As principais alternativas para reduzir custos no mercado cativo são a migração para o Mercado Livre de Energia e a adesão a modelos como a energia solar por assinatura.
Mercado Livre de Energia
O Mercado Livre de Energia atende consumidores de média e alta tensão que desejam negociar a compra de energia de forma direta.
Entre os principais benefícios estão:
- Liberdade para escolher fornecedores e condições contratuais.
- Negociação de preços, prazos e volumes de energia.
- Proteção contra cobranças relacionadas às bandeiras tarifárias.
- Acesso à energia renovável com certificação I-REC.
- Suporte especializado durante todo o processo de migração.
Matrix Fácil: economia sem migração imediata para o ACL
Nem toda empresa deseja ou pode migrar imediatamente para o mercado livre. Nesses casos, o Matrix Fácil é a melhor escolha para gerar economia sem alterar o ambiente de contratação.
Após a troca de titularidade, a Matrix assume a gestão da energia e concentra os valores em uma única fatura.
Sobre a solução:
- Economia de até 20%
- Início da economia em até 120 dias após a troca de titularidade.
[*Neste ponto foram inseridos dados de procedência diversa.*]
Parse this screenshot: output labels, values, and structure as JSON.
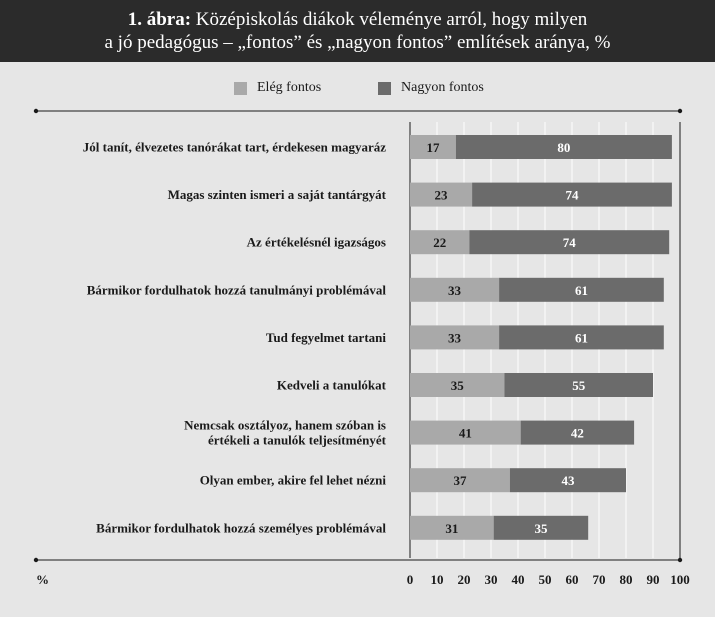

- Contrato com fidelidade de 18 meses.
- Gestão operacional realizada pela Matrix.
- Fatura única para simplificar o acompanhamento financeiro.
O modelo atende empresas que buscam redução de custos com menor envolvimento na gestão energética e sem a necessidade de migrar para o ACL neste momento.
Afinal, vale a pena aderir ao Mercado Livre de Energia?
Sim, vale a pena sair do mercado cativo de energia e migrar para o mercado livre. É uma opção muito vantajosa para os consumidores que desejam ter redução de custos com energia, mais liberdade de escolha e produtos que beneficiem a sua empresa.
Entretanto, é importante ressaltar que os consumidores têm a responsabilidade de monitorar e gerenciar seus contratos de energia. Por isso, você pode contar com o time de gestão Matrix Energia!
Nossos serviços beneficiam seu negócio de três maneiras diferentes:
- Simplicidade no atendimento;
- Foco no relacionamento;
- Busca incansável pelo melhor.
Queremos que você economize cada vez mais e, para isso, realizamos diversas análises e trazemos as melhores soluções do mercado de energia para sua empresa.
A Matrix pode te ajudar a trilhar um caminho mais rentável e renovável. Nós já economizamos mais de R$ 1 bilhão para nossos clientes, dentre eles: Toyota, Burger King, Panasonic e mais.
Faça como nossos mais de 1.000 clientes e solicite uma simulação de economia gratuita!
Dúvidas frequentes (FAQ)
A seguir, a Matrix esclarece as dúvidas mais comuns sobre o assunto!
O que é o mercado cativo de energia e como funciona no Brasil?
É o modelo em que o consumidor compra energia da distribuidora da sua região. As tarifas são reguladas e definidas por órgãos como a ANEEL.
Qual a diferença entre mercado cativo e mercado livre?
Na primeira opção, não há escolha de fornecedor nem negociação de preços. No mercado livre, o consumidor pode contratar energia de diferentes fornecedores e negociar condições.
Como mudar de fornecedor de energia dentro do mercado cativo?
Não é possível trocar de fornecedor no ACR, pois ele é exclusivo da distribuidora local.
Quem pode migrar do mercado cativo para o mercado livre?
Consumidores do Grupo A já podem migrar, e a abertura está avançando para baixa tensão. O cronograma regulatório prevê expansão gradual até 2027 e 2028 para novos perfis.
O que é um comercializador varejista de energia?
É o agente que representa o consumidor no ACL e cuida das obrigações operacionais. Ele atua junto à CCEE, simplificando a gestão do contrato.
Quais serviços oferecem gestão de energia para consumidores do mercado cativo?
Incluem soluções como migração para o Mercado Livre, energia solar por assinatura e gestão de contratos. Também podem envolver redução de custos e consolidação de faturas em modelos simplificados.
O que acontece com as bandeiras tarifárias no mercado livre?
As bandeiras tarifárias deixam de incidir sobre a energia contratada no ACL. O consumidor passa a ter maior previsibilidade, já que não sofre esse tipo de repasse direto na energia.